NZD/USD endured a volatile 2021, lifting to a high around 0.7465 in mid-to-late March, and depreciating towards its 2021 lows of 0.6702 in late December, despite two interest rate rises from the RBNZ in Q4 2021.
The 2021 high in NZD/USD coincided with a multi-year high in global dairy prices, generating a boom for New Zealand’s largest commodity exporters. Local New Zealand business sentiment was also buoyant early in the 2021 thanks to very strong New Zealand GDP growth.

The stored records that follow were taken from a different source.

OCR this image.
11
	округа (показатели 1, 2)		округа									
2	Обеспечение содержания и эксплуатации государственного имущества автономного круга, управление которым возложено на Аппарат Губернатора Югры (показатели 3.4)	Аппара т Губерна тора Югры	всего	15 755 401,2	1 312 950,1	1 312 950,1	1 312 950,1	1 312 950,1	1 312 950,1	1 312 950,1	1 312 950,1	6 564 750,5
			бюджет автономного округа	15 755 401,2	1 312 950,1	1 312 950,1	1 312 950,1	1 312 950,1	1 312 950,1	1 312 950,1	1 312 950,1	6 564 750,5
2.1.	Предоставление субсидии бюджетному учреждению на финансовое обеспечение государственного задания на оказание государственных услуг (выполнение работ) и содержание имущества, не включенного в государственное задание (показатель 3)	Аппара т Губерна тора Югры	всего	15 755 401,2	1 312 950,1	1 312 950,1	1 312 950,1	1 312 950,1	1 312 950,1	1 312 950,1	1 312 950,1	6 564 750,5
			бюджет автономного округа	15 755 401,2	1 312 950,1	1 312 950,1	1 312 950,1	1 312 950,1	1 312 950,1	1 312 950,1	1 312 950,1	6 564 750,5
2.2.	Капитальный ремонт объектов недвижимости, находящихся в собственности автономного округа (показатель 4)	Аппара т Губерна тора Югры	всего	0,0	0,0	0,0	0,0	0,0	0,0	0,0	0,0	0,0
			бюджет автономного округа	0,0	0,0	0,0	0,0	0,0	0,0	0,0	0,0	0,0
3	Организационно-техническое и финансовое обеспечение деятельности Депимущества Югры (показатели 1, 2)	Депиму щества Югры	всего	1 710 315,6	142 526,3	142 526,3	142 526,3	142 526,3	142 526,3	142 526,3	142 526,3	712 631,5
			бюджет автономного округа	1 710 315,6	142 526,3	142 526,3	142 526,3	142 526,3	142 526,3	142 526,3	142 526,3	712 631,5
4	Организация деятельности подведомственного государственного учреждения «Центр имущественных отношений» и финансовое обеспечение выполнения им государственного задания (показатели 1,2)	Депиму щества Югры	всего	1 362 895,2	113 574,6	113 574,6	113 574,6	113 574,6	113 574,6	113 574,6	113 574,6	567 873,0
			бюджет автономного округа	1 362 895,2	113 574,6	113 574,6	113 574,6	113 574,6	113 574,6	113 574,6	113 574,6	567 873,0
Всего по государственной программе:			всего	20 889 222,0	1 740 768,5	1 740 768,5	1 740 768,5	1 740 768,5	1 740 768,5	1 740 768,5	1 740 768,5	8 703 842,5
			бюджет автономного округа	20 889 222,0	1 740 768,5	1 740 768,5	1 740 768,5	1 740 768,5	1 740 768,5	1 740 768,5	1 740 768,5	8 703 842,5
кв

Driven by the steady pick-up in economic activity, New Zealand’s two-year yields lifted over 2021 and continued to rise strongly, reaching four-year highs in Q4 2021 (see chart). The rise in New Zealand’s bond yields reflected the steady rise in New Zealand’s inflation over the course of 2021, to a high of 4.9% by Q3. Due to the small nature of New Zealand’s open economy, New Zealand’s GDP growth picked up in Q1, and then surged in Q2, before contracting again in Q3 (see chart).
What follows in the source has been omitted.